What's weighing on European oilseed prices? Grain Market Daily
Tuesday, 6 August 2019
Market Commentary
European wheat markets moved down yesterday. UK feed wheat futures (Nov-19) closed at £144.80/t, down £1.15/t since Friday. As the UK wheat harvest begins, prospects are good for high yielding, quality crops. UK pricing will need to be export competitive if harvest expectations are met. Weak sterling could help make the UK more favourable.
Paris rapeseed futures (Nov-19) continued to fall yesterday, albeit marginally. Yesterday’s close, at €372.50/t is down €3.75/t from the start of the month.
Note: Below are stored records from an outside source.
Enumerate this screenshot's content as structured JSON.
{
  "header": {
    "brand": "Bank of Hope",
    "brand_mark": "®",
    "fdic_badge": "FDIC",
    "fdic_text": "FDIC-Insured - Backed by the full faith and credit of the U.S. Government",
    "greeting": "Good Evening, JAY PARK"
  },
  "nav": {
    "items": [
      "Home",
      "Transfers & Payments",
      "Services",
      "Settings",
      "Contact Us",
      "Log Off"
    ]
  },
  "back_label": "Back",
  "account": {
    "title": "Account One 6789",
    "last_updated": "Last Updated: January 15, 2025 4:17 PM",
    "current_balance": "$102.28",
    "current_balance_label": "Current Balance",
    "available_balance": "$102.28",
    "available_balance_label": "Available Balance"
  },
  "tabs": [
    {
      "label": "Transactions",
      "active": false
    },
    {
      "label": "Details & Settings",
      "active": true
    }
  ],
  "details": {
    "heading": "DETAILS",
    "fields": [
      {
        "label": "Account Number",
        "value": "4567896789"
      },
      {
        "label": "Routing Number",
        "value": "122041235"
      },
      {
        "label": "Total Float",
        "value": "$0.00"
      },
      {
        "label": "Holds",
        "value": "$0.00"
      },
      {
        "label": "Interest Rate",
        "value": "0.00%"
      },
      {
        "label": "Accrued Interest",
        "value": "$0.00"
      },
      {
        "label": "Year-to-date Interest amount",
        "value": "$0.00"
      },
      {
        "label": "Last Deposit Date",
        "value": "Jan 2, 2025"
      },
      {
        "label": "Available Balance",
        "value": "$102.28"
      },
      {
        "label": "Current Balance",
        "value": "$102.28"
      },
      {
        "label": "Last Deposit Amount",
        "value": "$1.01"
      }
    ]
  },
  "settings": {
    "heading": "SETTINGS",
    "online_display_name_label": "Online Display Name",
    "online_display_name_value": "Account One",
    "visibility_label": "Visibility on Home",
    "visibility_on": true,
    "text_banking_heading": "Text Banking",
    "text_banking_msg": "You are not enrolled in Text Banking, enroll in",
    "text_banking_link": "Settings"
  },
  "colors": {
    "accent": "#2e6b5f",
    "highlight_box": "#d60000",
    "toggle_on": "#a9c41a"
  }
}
Sterling also continued on the long term downward trend against both the euro and dollar yesterday.
What's weighing on European oilseed prices?
- The trade dispute between the US and China esculated to new levels last week.
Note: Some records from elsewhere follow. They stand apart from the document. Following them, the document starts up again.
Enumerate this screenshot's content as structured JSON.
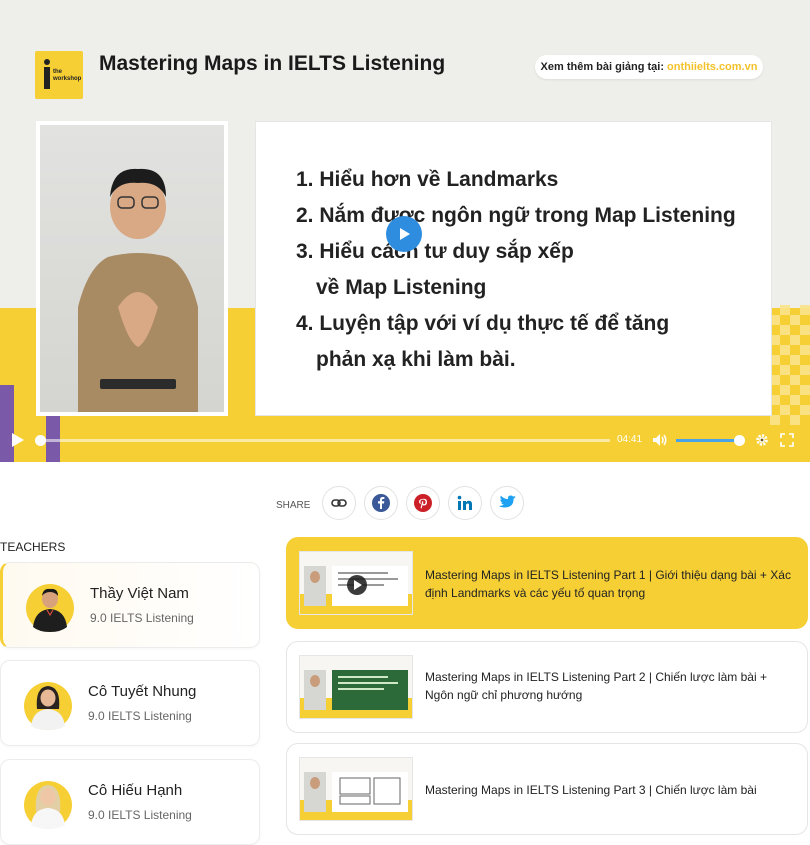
{
  "video": {
    "logo_text": "the workshop",
    "title": "Mastering Maps in IELTS Listening",
    "pill_label": "Xem thêm bài giảng tại:",
    "pill_url": "onthiielts.com.vn",
    "slide_items": [
      {
        "num": "1.",
        "line1": "Hiểu hơn về Landmarks",
        "line2": ""
      },
      {
        "num": "2.",
        "line1": "Nắm được ngôn ngữ trong Map Listening",
        "line2": ""
      },
      {
        "num": "3.",
        "line1": "Hiểu cách tư duy sắp xếp",
        "line2": "về Map Listening"
      },
      {
        "num": "4.",
        "line1": "Luyện tập với ví dụ thực tế để tăng",
        "line2": "phản xạ khi làm bài."
      }
    ],
    "time": "04:41",
    "progress": 0.0,
    "volume": 0.95
  },
  "share": {
    "label": "SHARE"
  },
  "teachers": {
    "label": "TEACHERS",
    "items": [
      {
        "name": "Thầy Việt Nam",
        "score": "9.0 IELTS Listening"
      },
      {
        "name": "Cô Tuyết Nhung",
        "score": "9.0 IELTS Listening"
      },
      {
        "name": "Cô Hiếu Hạnh",
        "score": "9.0 IELTS Listening"
      }
    ]
  },
  "lessons": [
    {
      "title": "Mastering Maps in IELTS Listening Part 1 | Giới thiệu dạng bài + Xác định Landmarks và các yếu tố quan trọng"
    },
    {
      "title": "Mastering Maps in IELTS Listening Part 2 | Chiến lược làm bài + Ngôn ngữ chỉ phương hướng"
    },
    {
      "title": "Mastering Maps in IELTS Listening Part 3 | Chiến lược làm bài"
    }
  ],
  "colors": {
    "accent": "#f6cf35",
    "play": "#2f8de0",
    "purple": "#7a5aa8"
  }
}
- The build-up of soyabean stocks in the US will continue if no agreement is reached as China is a key buyer of US soyabeans.
- Although European harvest outlook remains poor, production will soon be known and soyabeans could be the key influencer on rapeseed prices.
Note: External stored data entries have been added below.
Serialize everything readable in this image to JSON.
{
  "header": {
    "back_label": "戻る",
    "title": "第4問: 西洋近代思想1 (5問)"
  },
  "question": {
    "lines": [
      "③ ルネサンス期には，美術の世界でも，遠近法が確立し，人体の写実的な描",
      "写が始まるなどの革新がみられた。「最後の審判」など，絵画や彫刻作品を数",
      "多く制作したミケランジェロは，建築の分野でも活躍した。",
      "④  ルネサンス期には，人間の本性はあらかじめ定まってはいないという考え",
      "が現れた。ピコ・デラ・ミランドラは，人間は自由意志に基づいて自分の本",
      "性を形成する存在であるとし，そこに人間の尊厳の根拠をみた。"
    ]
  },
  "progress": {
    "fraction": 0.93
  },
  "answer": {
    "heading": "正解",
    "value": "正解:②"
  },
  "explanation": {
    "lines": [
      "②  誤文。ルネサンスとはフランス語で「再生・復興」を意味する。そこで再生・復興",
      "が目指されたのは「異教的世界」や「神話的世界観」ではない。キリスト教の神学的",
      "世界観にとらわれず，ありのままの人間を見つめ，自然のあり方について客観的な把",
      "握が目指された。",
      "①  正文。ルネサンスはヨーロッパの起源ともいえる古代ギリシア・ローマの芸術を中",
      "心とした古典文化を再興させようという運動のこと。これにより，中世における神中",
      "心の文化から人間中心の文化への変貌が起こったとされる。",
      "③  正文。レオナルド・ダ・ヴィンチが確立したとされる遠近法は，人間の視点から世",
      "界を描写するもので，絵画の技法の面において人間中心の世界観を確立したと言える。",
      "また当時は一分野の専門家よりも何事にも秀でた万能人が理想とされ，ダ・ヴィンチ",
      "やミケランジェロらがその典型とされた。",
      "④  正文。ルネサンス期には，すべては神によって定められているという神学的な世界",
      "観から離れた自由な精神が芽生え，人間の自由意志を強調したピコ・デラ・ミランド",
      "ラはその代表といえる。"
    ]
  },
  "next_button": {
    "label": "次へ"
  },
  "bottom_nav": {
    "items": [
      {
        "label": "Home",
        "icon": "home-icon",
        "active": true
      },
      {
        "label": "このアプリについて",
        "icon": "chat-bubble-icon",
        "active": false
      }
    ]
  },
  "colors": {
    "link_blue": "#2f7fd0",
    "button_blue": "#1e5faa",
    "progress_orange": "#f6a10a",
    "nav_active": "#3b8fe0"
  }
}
Chicago soyabean futures (Nov-19) closed Thursday at $317.89/t, the lowest point since 24 May on the back of the US-China trade war escalation. Although there has been a slight gain of $1.29/t since then, this bearish sentiment will likely remain.
As the spread widens between US soyabeans and European rapeseed it could drag rapeseed prices down. European harvests are underway and once the final production figures are known, US soyabeans will again be a key influencer on European pricing. The recent downwards move for European rapeseed has been counteracted by weakening sterling, somewhat insulating UK physical rapeseed prices.
The China-US trade dispute escalated further last week. Trump has implemented a 10% tariff on $300bn worth of Chinese imports. China have responded by halting purchases of US agricultural products.
Considering China were a top buyer of US soyabeans this ongoing trade dispute is having major effects on US soyabean trade and subsequently the build-up of stocks. Up to week ending 25 July, accumulated soyabean export sales to China totalled just 10.11Mt, down 17.38Mt from the same point last year. Total US soyabean exports are down 11.43Mt year-on-year. The slow rate of sales has caused a build-up of old-crop soyabean stocks. Without a significant change in sales this will result in high volumes of carry out stocks into the new marketing year.
The 2019 soyabean crop is also looking good despite the historically late planting. Yesterday’s USDA crop progress report pegged 54% of US soyabeans in good or excellent condition with a further 33% rated fair. If the crop continues to progress well, 2019/20 crop could reach harvest with decent yields adding additional weight to the global oilseed complex. However, there is still some uncertainty around the planted area of US soyabeans which Mondays USDA report should give some clarification.